Dr Shamal has been the medical director of Syrian Arab Red Crescent clinic in Ghouta since October 2010, before the crisis. The clinic, supported by IFRC, provides a range of services including paediatrics, gynaecology and dental services. Due to high levels of demand, there are two internal disease clinics here.
“The two most crowded clinics are the internal disease clinics. Each specialist clinic here sees about 30 to 35 patients each day.
“Before the crisis, most patients at this clinic were Iraqi refugees. Now that has changed – the majority of our patients are Syrian, many are displaced. We still treat Iraqis, but far fewer, now the people who need this clinic the most are Syrian.
“We treat anyone who comes through our doors. We see people who have chronic diseases that they used to manage, but now they struggle to get medicines; they don’t have the money to pay anymore.
“We now run two internal diseases clinics and these are the busiest. They are always full. We could open a third clinic, and fill it with people. We need more capacity. Medicine is the main need, people come from miles around for their medicines.
“Here, we are surrounded by IDPs – people who left the Old City and areas of rural Homs. There was a time in the crisis when we were the only facility able to offer vaccinations in this area. We still offer vaccinations one day of every week. Many IDPs live in crowded conditions, this makes diseases more likely to spread. Skin diseases for example, like scabies or dermatitis, because people can’t wash properly or their water source is compromised. Hepatitis A is another problem.
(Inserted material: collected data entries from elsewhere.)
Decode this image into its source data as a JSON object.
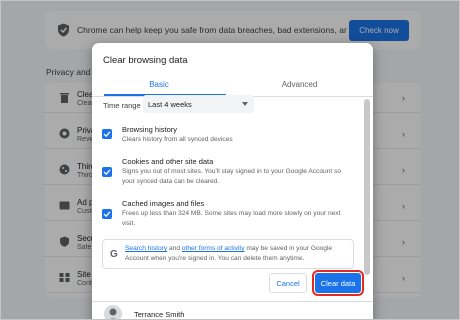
{
  "safety": {
    "text": "Chrome can help keep you safe from data breaches, bad extensions, and more",
    "button": "Check now"
  },
  "section_title": "Privacy and security",
  "rows": [
    {
      "title": "Clear browsing data",
      "desc": "Clear history, cookies, cache, and more",
      "icon": "trash-icon"
    },
    {
      "title": "Privacy guide",
      "desc": "Review key privacy and security controls",
      "icon": "privacy-icon"
    },
    {
      "title": "Third-party cookies",
      "desc": "Third-party cookies are blocked in Incognito mode",
      "icon": "cookie-icon"
    },
    {
      "title": "Ad privacy",
      "desc": "Customize the info used by sites to show you ads",
      "icon": "ad-icon"
    },
    {
      "title": "Security",
      "desc": "Safe Browsing (protection from dangerous sites)",
      "icon": "security-icon"
    },
    {
      "title": "Site settings",
      "desc": "Controls what information sites can use and show",
      "icon": "site-settings-icon"
    }
  ],
  "dialog": {
    "title": "Clear browsing data",
    "tabs": {
      "basic": "Basic",
      "advanced": "Advanced"
    },
    "time_range_label": "Time range",
    "time_range_value": "Last 4 weeks",
    "options": [
      {
        "title": "Browsing history",
        "desc": "Clears history from all synced devices",
        "checked": true
      },
      {
        "title": "Cookies and other site data",
        "desc": "Signs you out of most sites. You'll stay signed in to your Google Account so your synced data can be cleared.",
        "checked": true
      },
      {
        "title": "Cached images and files",
        "desc": "Frees up less than 324 MB. Some sites may load more slowly on your next visit.",
        "checked": true
      }
    ],
    "info": {
      "link1": "Search history",
      "mid": " and ",
      "link2": "other forms of activity",
      "rest": " may be saved in your Google Account when you're signed in. You can delete them anytime."
    },
    "cancel_label": "Cancel",
    "clear_label": "Clear data",
    "account_name": "Terrance Smith"
  }
}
Earlier in the crisis, we had 40 cases of Hepatitis A. We discovered a water source had become polluted, due to damage to infrastructure. So we could talk to the water authorities to attend to this.
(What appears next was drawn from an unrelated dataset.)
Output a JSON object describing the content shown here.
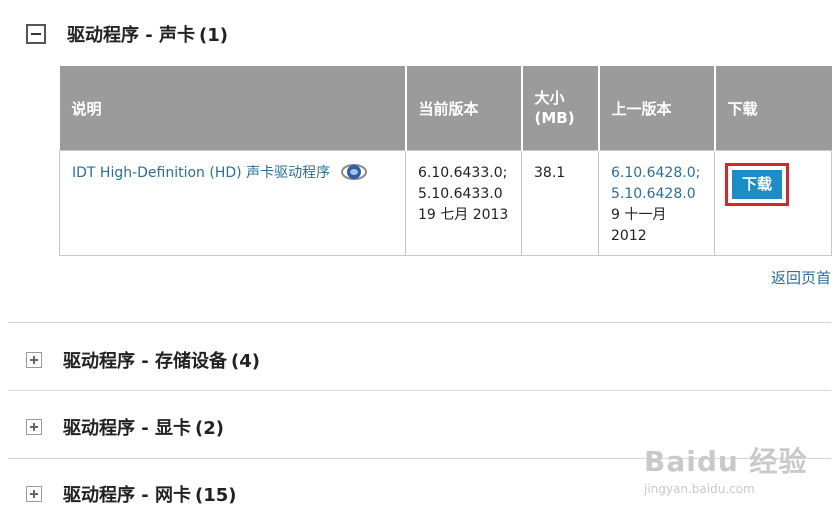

“One way the crisis has affected people is their finances – and this has an effect on so many other parts of people’s lives. It places pressure on them, on their health – and in turn, pressure on our clinic.”
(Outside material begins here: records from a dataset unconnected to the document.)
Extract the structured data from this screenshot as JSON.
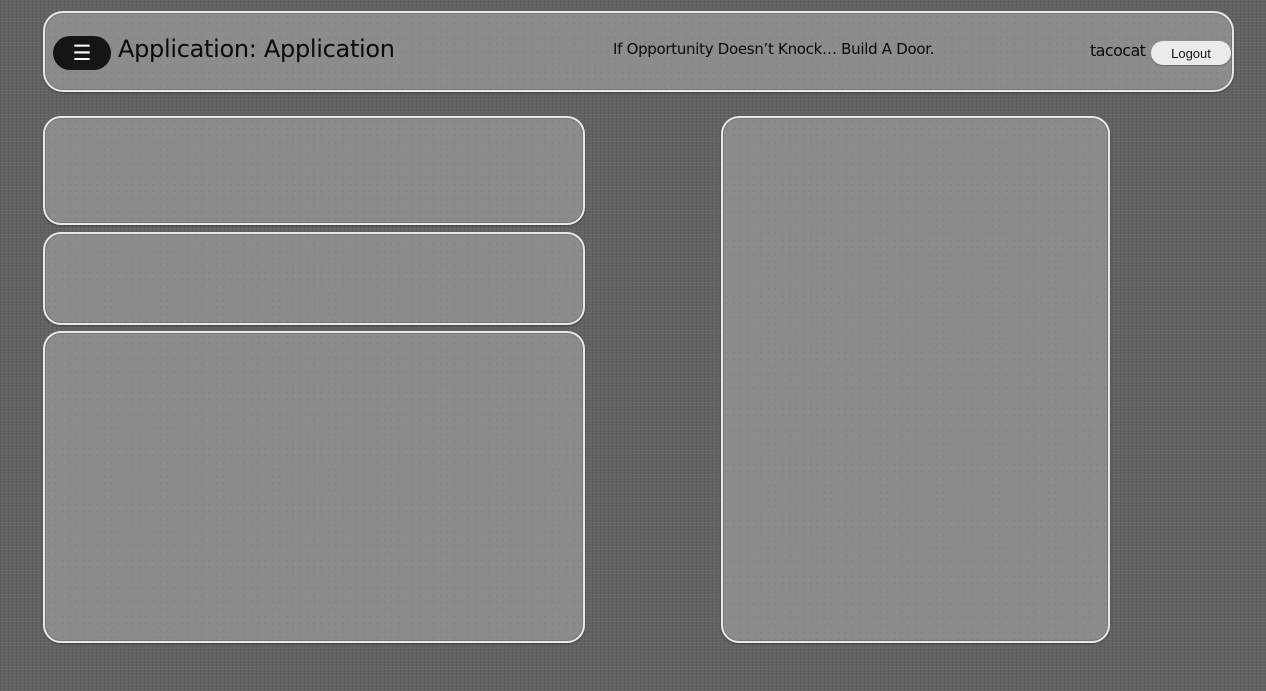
{
  "header": {
    "menu_icon": "☰",
    "app_title": "Application: Application",
    "quote": "If Opportunity Doesn’t Knock… Build A Door.",
    "username": "tacocat",
    "logout_label": "Logout"
  }
}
The Ghouta clinic has existed since before the crisis. Then, most patients were Iraqi refugees. Now the majority are displaced Syrians from Old City and rural Homs. This SARC facility, supported by IFRC, has two internal disease clinics, paediatrics, gynaecology and a dental clinic. The busiest are the two internal disease clinics, which are always full. Earlier in the crisis, this facility was the only place offering vaccinations in this area.